Tuesday, March 31, 2009

Cajolery








He spoke with such conviction but the crowd did not buy it. His wife, sitting behind him in a pew, clutched his young son by the shoulder. His graceless cardigan wrinkled between her fingers; cold and bloodless. The young woman’s daughter sat alone at the end. Her hands covered her face yet her nose peeked out, separating her plump, little pinkies. The anguish dribbled across the back of her hands, staining the lace trimming her mother had just ironed the night before. The floral print on her once radiant, whimsical dress seemed to turn into a leaden sheet of thorny pricks and irksome reminders of what was happening right before her.

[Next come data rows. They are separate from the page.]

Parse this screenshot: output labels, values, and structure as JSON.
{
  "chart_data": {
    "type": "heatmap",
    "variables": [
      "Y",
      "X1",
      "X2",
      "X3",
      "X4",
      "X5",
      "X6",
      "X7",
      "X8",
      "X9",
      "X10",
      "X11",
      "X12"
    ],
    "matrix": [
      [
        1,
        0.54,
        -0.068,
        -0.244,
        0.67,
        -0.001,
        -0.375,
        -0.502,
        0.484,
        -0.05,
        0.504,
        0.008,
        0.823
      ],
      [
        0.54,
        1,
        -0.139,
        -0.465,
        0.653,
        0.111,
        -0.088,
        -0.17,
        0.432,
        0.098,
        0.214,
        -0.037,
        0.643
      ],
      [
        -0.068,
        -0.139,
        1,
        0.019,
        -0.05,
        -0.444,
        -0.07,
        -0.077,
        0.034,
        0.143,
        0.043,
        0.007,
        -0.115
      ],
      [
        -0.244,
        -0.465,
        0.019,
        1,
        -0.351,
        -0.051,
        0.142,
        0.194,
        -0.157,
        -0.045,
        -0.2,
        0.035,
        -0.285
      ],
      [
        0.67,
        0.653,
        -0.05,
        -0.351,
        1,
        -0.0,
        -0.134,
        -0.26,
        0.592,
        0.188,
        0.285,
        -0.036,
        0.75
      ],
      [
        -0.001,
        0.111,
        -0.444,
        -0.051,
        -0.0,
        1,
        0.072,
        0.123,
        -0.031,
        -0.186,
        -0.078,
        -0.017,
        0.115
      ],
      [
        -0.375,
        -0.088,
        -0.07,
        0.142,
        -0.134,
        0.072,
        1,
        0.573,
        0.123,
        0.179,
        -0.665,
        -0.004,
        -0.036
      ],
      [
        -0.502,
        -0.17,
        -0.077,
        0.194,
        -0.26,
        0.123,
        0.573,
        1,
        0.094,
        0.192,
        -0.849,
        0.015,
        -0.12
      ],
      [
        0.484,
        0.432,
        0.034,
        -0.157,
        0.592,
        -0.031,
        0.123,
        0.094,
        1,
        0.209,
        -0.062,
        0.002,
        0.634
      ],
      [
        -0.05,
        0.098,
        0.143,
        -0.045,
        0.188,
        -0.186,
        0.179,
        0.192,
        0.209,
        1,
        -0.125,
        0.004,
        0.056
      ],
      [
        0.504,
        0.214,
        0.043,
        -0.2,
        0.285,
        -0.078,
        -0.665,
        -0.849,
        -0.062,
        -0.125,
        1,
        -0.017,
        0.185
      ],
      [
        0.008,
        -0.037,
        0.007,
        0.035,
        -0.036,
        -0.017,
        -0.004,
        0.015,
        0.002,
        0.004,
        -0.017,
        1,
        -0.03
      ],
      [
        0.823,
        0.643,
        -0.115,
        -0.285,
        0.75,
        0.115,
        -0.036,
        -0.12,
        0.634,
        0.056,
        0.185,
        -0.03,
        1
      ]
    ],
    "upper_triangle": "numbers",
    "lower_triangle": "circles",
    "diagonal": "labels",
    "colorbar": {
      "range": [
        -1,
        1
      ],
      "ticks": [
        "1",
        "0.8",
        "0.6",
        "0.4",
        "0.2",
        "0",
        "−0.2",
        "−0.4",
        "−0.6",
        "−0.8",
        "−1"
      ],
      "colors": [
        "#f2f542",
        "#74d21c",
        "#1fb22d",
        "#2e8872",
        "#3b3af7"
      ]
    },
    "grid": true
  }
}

Without a word the man sat down in the bored-out chair. Its legs wobbled atop the uneven floor, the stiff nubs wearing down upon the opposing wood ground. It scratched the planks below but it was okay. No one would take the time to lower their eyes towards the spot this man once stood at. The chair would eventually find its way to a local pile of refuse - just like the second-hand suit he bought a week before at the nearby thrift store. The son would eventually grow up to be a pharmacist, never traveling outside the city limits unless it was for his wife. His mother died a few years after the incident, some say from a broken heart, while others speculated she killed herself by overdose. She never received a proper examination.

As for the young girl at the end of the pew, few know what happened to her or the dress she once wore. It wasn’t until a few years after the article on her brother appeared in the paper that she came forward. After years of decomposing in the city’s landfill, the dress she once wore was plucked out and tried on. A young girl stood up, turned around and walked away without a problem in the world.